A special story called "The Excellent - Kekko Kamen Gaiden" (THE エクセレント ～けっこう仮面外伝～), written by Shinobu Inokuma with co-operation from Nagai, was published in Business Jump in June 2011. It takes place many years after the original manga where a new Kekko Kamen, whose secret identity is a new teacher in a new school owned by the remaining factions of the Toenail of Satan, protects young female students from the evil members of the organisation unfortunately one of them catches her. She is held prisoner until the original Kekko Kamen rescues her and they both defeat him, with the original telling her successor that some of the remains of the Toenail of Satan may have spread all over the world and that she will keep on fighting alone but she was proud of her successor that if she's gone she and her successors after her will always protect the young female women from evil by using her namesake.

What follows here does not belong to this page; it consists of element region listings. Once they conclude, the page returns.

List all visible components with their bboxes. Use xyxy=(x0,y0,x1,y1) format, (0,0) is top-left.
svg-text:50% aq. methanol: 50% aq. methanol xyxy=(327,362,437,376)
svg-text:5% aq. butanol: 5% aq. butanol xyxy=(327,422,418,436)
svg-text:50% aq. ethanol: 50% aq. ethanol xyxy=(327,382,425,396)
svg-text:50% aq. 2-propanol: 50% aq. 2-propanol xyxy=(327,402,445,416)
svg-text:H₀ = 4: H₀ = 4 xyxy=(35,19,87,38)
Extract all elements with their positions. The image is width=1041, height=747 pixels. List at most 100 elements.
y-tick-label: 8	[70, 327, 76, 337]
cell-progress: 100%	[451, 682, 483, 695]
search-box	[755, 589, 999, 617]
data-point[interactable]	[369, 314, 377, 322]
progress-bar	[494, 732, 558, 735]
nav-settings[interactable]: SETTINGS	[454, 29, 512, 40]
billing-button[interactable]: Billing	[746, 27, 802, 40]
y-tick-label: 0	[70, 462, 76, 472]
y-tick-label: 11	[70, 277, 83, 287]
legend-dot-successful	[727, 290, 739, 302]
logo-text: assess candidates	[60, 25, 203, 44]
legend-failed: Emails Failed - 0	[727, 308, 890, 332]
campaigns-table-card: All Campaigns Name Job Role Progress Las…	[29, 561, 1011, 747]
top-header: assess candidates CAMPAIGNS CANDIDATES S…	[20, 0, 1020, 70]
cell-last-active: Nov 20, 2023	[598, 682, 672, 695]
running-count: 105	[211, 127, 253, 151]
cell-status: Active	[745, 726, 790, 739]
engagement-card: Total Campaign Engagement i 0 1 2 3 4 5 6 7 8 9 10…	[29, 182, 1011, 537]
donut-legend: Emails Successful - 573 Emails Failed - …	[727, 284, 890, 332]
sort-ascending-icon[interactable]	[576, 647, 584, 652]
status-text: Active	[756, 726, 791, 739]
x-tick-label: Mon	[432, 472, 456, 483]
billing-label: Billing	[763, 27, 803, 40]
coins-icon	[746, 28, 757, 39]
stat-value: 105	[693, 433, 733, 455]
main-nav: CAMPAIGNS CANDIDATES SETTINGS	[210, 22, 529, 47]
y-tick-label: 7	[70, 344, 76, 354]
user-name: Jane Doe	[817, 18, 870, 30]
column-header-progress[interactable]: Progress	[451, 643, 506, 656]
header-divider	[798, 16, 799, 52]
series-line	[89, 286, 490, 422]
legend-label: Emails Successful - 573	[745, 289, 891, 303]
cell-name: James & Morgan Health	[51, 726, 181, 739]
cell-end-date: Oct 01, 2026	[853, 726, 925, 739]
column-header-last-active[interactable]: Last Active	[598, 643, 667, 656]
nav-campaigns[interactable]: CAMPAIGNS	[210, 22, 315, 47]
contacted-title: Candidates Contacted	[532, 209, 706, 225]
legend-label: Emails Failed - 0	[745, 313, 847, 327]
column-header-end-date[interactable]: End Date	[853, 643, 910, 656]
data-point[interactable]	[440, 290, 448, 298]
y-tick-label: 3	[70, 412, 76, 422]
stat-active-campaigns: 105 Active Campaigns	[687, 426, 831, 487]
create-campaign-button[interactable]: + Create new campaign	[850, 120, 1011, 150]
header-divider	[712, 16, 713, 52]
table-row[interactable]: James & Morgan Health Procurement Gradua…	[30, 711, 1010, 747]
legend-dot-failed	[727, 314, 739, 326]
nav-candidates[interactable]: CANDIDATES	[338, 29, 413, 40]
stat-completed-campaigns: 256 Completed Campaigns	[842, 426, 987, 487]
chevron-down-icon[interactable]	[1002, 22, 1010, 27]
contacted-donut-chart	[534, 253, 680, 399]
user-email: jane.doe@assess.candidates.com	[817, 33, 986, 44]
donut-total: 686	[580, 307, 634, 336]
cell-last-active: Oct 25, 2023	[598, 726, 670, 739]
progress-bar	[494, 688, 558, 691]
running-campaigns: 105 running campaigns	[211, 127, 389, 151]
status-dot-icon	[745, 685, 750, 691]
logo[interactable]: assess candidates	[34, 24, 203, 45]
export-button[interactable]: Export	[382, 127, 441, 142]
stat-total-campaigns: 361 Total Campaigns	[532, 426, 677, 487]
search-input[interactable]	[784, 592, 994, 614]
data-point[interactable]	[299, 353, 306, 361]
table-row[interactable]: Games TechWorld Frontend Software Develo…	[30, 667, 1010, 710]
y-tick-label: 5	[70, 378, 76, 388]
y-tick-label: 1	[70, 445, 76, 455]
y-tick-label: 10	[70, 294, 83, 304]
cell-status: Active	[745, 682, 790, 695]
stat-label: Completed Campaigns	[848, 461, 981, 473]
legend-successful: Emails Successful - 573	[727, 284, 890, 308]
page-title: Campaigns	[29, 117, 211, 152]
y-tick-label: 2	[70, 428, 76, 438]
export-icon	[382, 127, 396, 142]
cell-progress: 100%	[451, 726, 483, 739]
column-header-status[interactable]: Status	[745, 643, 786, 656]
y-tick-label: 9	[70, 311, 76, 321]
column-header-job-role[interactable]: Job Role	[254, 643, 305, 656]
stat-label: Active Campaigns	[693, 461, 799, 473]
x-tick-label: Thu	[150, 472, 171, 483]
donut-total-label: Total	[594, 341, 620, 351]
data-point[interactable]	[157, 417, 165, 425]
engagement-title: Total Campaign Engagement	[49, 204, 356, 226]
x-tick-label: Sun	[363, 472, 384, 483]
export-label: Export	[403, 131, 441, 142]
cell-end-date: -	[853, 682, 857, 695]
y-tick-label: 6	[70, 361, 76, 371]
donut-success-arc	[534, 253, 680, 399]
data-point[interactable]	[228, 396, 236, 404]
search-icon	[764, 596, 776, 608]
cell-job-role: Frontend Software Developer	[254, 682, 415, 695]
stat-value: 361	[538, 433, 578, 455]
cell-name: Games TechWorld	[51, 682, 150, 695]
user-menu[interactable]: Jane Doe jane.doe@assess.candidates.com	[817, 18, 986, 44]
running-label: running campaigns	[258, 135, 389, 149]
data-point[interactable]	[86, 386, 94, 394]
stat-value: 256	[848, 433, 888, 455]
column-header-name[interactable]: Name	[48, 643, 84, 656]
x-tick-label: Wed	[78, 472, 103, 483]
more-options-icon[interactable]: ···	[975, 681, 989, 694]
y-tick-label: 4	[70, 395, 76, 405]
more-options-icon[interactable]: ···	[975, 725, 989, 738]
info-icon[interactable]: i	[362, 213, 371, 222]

A one-shot crossover featuring Go Nagai's Kekko Kamen and Mazinger Z characters was written by Takeshi Okano and published in Grand Jump on January 16, 2013.

==Reception ==
Stig Høgset of Them Anime Reviews gave the Kekko Kamen OVAs two out of five stars, called the art passable, and clarified that while the jokes are smutty, they never get offensive.

Reviewing for Anime News Network, Theron Martin wrote "Kekko Kamen is great (if nonsensical) fun as long as you're an adult who can appreciate oodles of fan service and raunchy, sometimes utterly tasteless, humor." He cited the humor as a highlight, but felt the production values were mediocre.

Martin gave a much more negative review of the live action Kekko Kamen: Mask of Kekkou (also known as Kekko Kamen New), saying it came off as "exploitive and cruel rather than the campy, whimsical work it should have been." He called the writing amateurish and the acting even worse.

Angel Blade is a hentai parody OVA of Kekko Kamen produced in the Vanilla Series.

American heavy metal musician Rob Zombie used clips of the Kekko Kamen OVA during the 2010 Mayhem Festival and 2022 Freaks on Parade tours during the song "Never Gonna Stop (The Red Red Kroovy)".